City Says Tonle Bassac Squatters Can Stay

The Phnom Penh Municipality on Sunday agreed to allow more than 250 squatter families to remain on a plot of land in Tonle Bassac commune for at least two years, despite previous attempts to forcibly remove them.

District officials tried to move some families from the site in early September and tore down at least 10 makeshift houses. On Sept 11, the municipality gave them a 10-day stay, which was recently updated.

“We will let them stay for two or three years…until we find them a place to be relocated,” Phnom Penh Governor Chea Sophara said on Sunday.

The city will send a team to the site today to survey the area and ask the residents what they need to survive, Chea Sophara said.
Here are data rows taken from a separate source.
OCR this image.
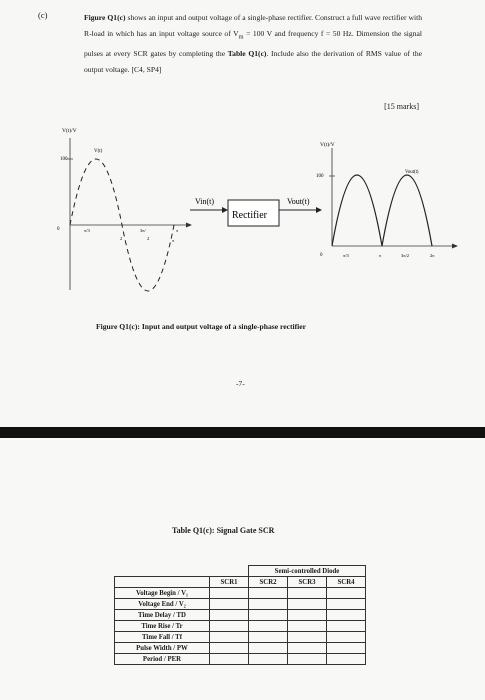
(c)	Figure Q1(c) shows an input and output voltage of a single-phase rectifier. Construct a full wave rectifier with R-load in which has an input voltage source of $V_m = 100$ V and frequency f = 50 Hz. Dimension the signal pulses at every SCR gates by completing the Table Q1(c). Include also the derivation of RMS value of the output voltage. [C4, SP4]
[15 marks]
V(t)/V
100
V(t)
0	π/3
2
3π/
π
2
π
Vin(t)
Rectifier
Vout(t)
V(t)/V
100
Vout(t)
0	π/3	π	3π/2	2π
Figure Q1(c): Input and output voltage of a single-phase rectifier
-7-
Table Q1(c): Signal Gate SCR
		Semi-controlled Diode		
	SCR1	SCR2	SCR3	SCR4
Voltage Begin / V₁				
Voltage End / V₂				
Time Delay / TD				
Time Rise / Tr				
Time Fall / Tf				
Pulse Width / PW				
Period / PER				
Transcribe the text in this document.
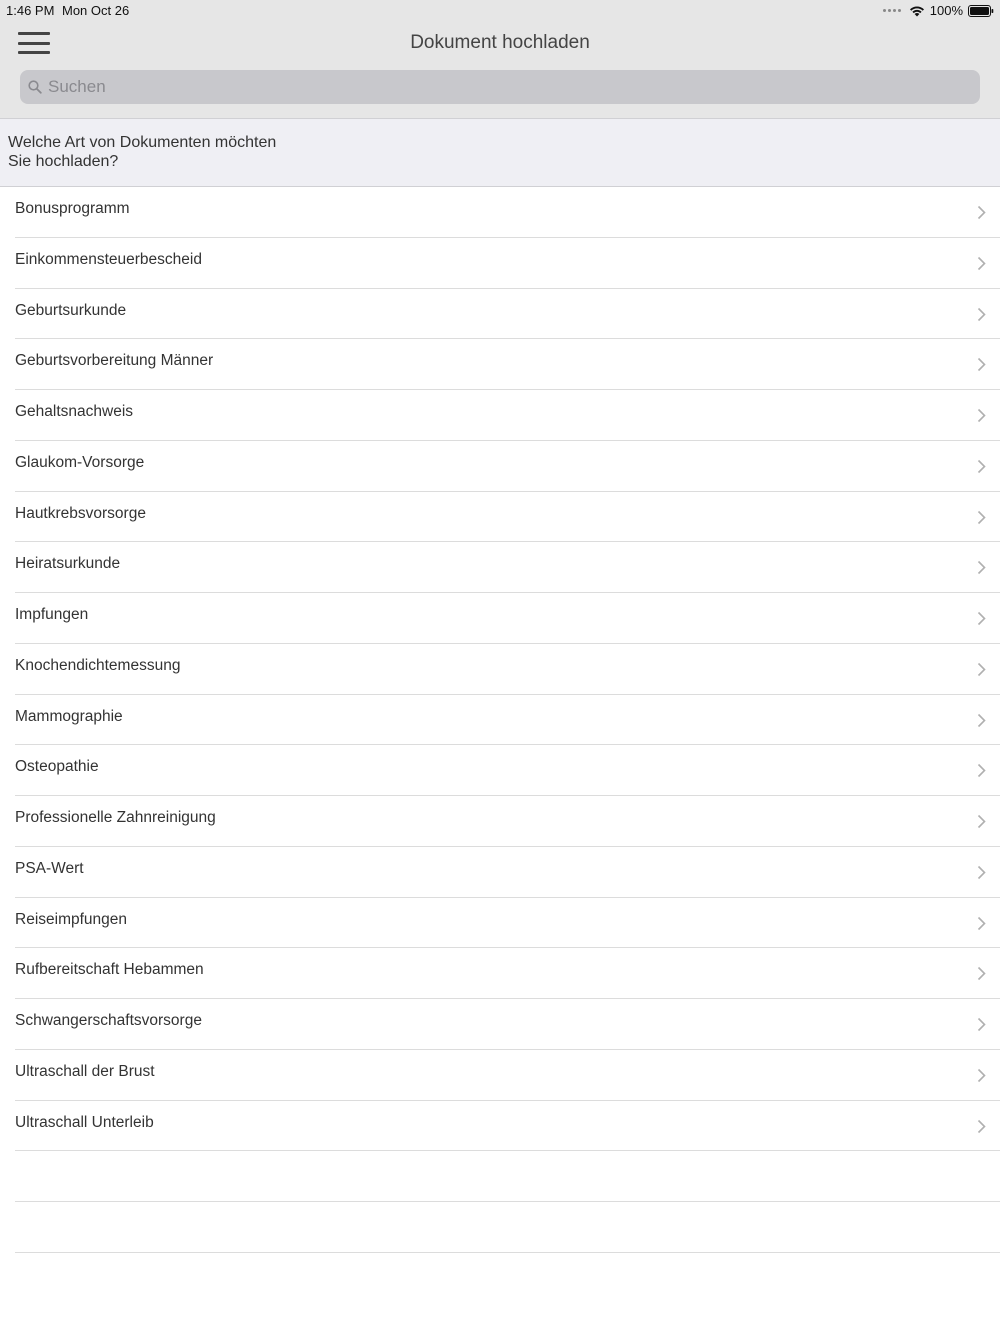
1:46 PM Mon Oct 26	100%
Dokument hochladen
Suchen
Welche Art von Dokumenten möchten
Sie hochladen?
Bonusprogramm
Einkommensteuerbescheid
Geburtsurkunde
Geburtsvorbereitung Männer
Gehaltsnachweis
Glaukom-Vorsorge
Hautkrebsvorsorge
Heiratsurkunde
Impfungen
Knochendichtemessung
Mammographie
Osteopathie
Professionelle Zahnreinigung
PSA-Wert
Reiseimpfungen
Rufbereitschaft Hebammen
Schwangerschaftsvorsorge
Ultraschall der Brust
Ultraschall Unterleib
The situation at the site, however, remains “dangerous,” according to one Western observer. The seasonal rains have left approximately one-third of the houses in the village half-submerged, and access to fresh drinking water is still a problem.

“The city has not aided us at all,” said Pheng Sina, a woman who has lived on the site since her house burned down in a Novem­ber 2001 fire that demolished a nearby former squatter camp.

Pheng Sina said city officials asked her on Saturday to relocate to another plot of land on the site because her house is now almost completely flooded. She said she cannot afford to move to a dry plot of land.

“I don’t have enough money to build a new house,” she said.

Another resident, Kim San, said city officials had asked him and his family to stay on the site “until they find us a new area to move to.” Unlike Pheng Sina, his house is not flooded.

Yet while Kim San and his family wait for the city to relocate them to another, drier plot of land, they must endure the floodwaters that every day creep further towards his wood-shack house, he said.

Kim San also lost his home in last year’s fire and has since shuffled back and forth between Tonle Bassac and the remote re­location site that was given to the squatters displaced by the fire. At this point, he said, he just wants a permanent place to settle.

“I want to ask the city to find land for me,” he said.